18-year-old sandwich maker Kevin Brown, who was paid $10 an hour, is among 18 workers who may not be part of whatever the shop becomes.

"We found out through an e-mail last night at 5 o'clock that the store was closing for some sort of remodeling, re-concepting," Brown explains. "It was left very vague. And that we were all fired. There wasn't any indication that we would get our jobs back, or get any severance pay."

It's not what many low-wage workers expected last summer when they joined a one-day strike in Chicago and several other cities, called by the Workers Organizing Committee.

The Service Employees International Union and others are paying for the organizing drive to sign up new union members in an effort to reverse a long-term decline in economic clout.

For those at Snarf's, the one-day walkout in August went well. The store's managers kept the place open and Kevin Brown said that, a few days afterwards, he got a $1-an-hour raise. The one-day December 5th strike, though, did force the sandwich shop to close. And workers were stunned when Snarf's stayed shut down for three more days.

"Hopefully they can get the ball rolling and get these people back in there, because that's a great place," one customer told FOX 32.

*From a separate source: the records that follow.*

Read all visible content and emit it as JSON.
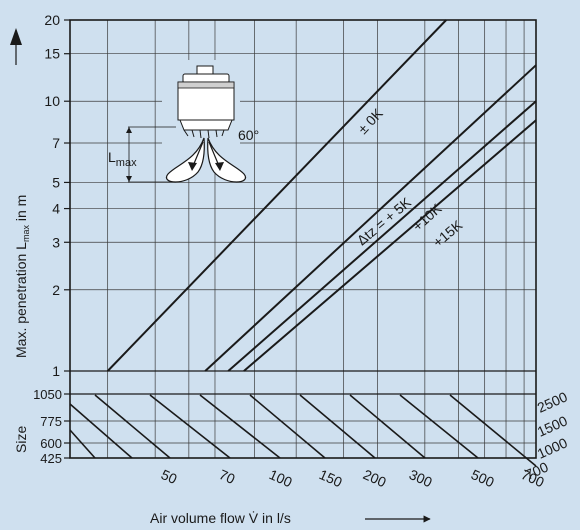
{
  "chart_data": [
    {
      "type": "line",
      "scale": "log-log",
      "ylabel_prefix": "Max. penetration L",
      "ylabel_sub": "max",
      "ylabel_suffix": " in m",
      "xlabel": "Air volume flow V̇ in l/s",
      "x_ticks": [
        "50",
        "70",
        "100",
        "150",
        "200",
        "300",
        "500",
        "700"
      ],
      "y_ticks": [
        "1",
        "2",
        "3",
        "4",
        "5",
        "7",
        "10",
        "15",
        "20"
      ],
      "ylim": [
        1,
        20
      ],
      "grid": true,
      "series": [
        {
          "name": "± 0K",
          "points": [
            [
              20,
              1
            ],
            [
              360,
              20
            ]
          ]
        },
        {
          "name": "Δtz = + 5K",
          "points": [
            [
              46,
              1
            ],
            [
              775,
              13.6
            ]
          ]
        },
        {
          "name": "+10K",
          "points": [
            [
              56,
              1
            ],
            [
              775,
              10
            ]
          ]
        },
        {
          "name": "+15K",
          "points": [
            [
              64,
              1
            ],
            [
              775,
              8.5
            ]
          ]
        }
      ]
    },
    {
      "type": "line",
      "ylabel": "Size",
      "size_ticks": [
        "1050",
        "775",
        "600",
        "425"
      ],
      "size_curve_labels": [
        "2500",
        "1500",
        "1000",
        "700"
      ],
      "note": "Nomogram band relating diffuser size to air volume flow"
    }
  ],
  "diagram": {
    "angle_label": "60°",
    "length_label_main": "L",
    "length_label_sub": "max"
  },
  "colors": {
    "background": "#cfe0ef",
    "lines": "#1a1a1a",
    "grid": "#3a3a3a"
  }
}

Former customers said they sympathized with the workers, but some suggested there might be a limit.

"People would be sympathetic to the workers until the sandwich prices go up," Doug Polignano said. "Once you're going from 8 bucks a sandwich to 10 bucks a sandwich, then people are either gonna not sympathetic or not buy sandwiches."

The email sent by the store's owners to the workers who were fired made no reference to the union activism or the two one-day strikes. It did reference competition and economic losses as the reason for the shop closing.